Garçons
Estávamos — Eu e Ela —bebendo algumas cervejas em um bar como fazemos comumente quando encontramos tempo para ficarmos juntos, o que não é difícil, mas os próximos meses vão incidir um afastamento obrigatório devido o retorno das aulas na universidade e nossos respectivos trabalhos, e isso nos assusta. Ela falava que perdi o hábito de escrever e não tive outra opção a não ser concordar. No meio do bate-papo, propus-me o desafio de escrever sobre qualquer coisa e disse: “dê-me um tema”. Ela hesitou alguns segundos, mas decidiu: “garçom”. Bem conveniente.
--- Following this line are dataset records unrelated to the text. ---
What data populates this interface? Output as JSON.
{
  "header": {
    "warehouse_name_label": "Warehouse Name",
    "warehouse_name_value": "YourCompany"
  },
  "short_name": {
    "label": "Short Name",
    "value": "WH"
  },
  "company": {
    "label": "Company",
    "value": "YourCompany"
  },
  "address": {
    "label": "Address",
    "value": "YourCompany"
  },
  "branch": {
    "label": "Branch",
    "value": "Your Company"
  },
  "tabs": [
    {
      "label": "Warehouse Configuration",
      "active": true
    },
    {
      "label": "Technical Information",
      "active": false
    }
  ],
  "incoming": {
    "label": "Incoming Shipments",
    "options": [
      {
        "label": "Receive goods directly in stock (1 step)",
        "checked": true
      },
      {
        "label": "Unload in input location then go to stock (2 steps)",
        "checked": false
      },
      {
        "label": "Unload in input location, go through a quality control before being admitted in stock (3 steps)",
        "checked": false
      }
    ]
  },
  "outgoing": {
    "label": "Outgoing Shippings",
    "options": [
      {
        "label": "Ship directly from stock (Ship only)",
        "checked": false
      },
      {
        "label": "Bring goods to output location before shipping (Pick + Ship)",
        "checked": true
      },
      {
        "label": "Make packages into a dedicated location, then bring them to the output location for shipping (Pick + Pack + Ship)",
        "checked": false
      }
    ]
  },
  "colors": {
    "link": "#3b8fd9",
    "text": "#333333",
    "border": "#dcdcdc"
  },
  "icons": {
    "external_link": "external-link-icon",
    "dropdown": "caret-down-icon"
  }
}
Garçons estão em extinção, os bons pelo menos. Não pense que a profissão resume-se em pegar a cerveja mais gelada no congelador, é necessária alta capacidade de lidar com pessoas e mascarar todos os problemas para atender bem. Garanto que não gosta de ser recebido por alguém mal humorado por causa da derrota do curintia ou devido uma briga com a esposa. O ofício não permite o isolamento para reprimir o fel. É necessário honradez para servir.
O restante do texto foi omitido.